Wheresthebeach · 19/01/2025 19:36

He's behaving really badly. Ungrateful, ignoring all the effort you've put in, and then putting you in the position of being embarrassed having to cancel everything. You both agreed no big holiday, so he's making you the bad guy when you've put in effort to do something nice. Completely unacceptable. I think there is nothing you can do, because in his mind set, whatever you do is wrong even if he agrees with it to begin with.

I'd be getting a job, any job, for any hours just to start the process. I know it's incredibly hard with kids. Maybe he needs to share the load of childcare so you can work. I'm sure he'll say no...much better to leave you stuck with him being the martyr working.
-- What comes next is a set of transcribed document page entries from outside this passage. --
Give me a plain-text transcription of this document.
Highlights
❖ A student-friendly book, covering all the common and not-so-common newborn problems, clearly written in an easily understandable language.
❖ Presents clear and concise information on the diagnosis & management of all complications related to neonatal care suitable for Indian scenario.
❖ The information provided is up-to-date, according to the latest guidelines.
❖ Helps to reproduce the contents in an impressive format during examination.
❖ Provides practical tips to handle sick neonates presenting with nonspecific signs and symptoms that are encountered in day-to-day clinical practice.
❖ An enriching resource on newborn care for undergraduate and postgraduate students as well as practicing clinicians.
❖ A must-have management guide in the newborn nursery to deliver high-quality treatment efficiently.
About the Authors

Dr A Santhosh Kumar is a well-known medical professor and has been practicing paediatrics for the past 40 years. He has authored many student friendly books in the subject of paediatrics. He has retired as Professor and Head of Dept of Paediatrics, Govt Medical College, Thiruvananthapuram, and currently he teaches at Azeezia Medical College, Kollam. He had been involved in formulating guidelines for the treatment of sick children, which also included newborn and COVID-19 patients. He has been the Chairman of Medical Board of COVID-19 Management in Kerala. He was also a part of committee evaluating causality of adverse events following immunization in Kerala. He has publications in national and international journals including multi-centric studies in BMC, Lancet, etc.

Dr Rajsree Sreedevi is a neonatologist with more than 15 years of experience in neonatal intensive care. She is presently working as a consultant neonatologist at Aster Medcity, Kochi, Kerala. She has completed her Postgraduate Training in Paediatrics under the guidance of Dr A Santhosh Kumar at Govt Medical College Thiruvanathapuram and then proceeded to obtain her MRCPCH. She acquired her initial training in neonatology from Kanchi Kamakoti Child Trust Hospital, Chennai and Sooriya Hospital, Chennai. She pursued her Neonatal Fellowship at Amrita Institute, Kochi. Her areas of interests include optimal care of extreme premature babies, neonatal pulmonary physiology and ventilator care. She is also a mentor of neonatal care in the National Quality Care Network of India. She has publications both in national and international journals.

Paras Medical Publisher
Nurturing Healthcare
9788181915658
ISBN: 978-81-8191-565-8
Once you're in the doom cycle of you can do no right...it's difficult to fix.

Nina1013 · 19/01/2025 19:37

Freckles10 · 19/01/2025 19:33

He isn’t materialistic. He enjoys his technology but he knows his limits. We both have second hand cars, our house is lovely and ee are hoping to extend but we aren’t willing to spend the world on it.. our biggest outgoings our daughters activities and her education and no one can put someone down for wanting the world for their child.

Do you have your year 6 child in a private school by any chance? If so, the increasing fees and VAT could be genuinely tipping him over the edge mentally in terms of financial worries.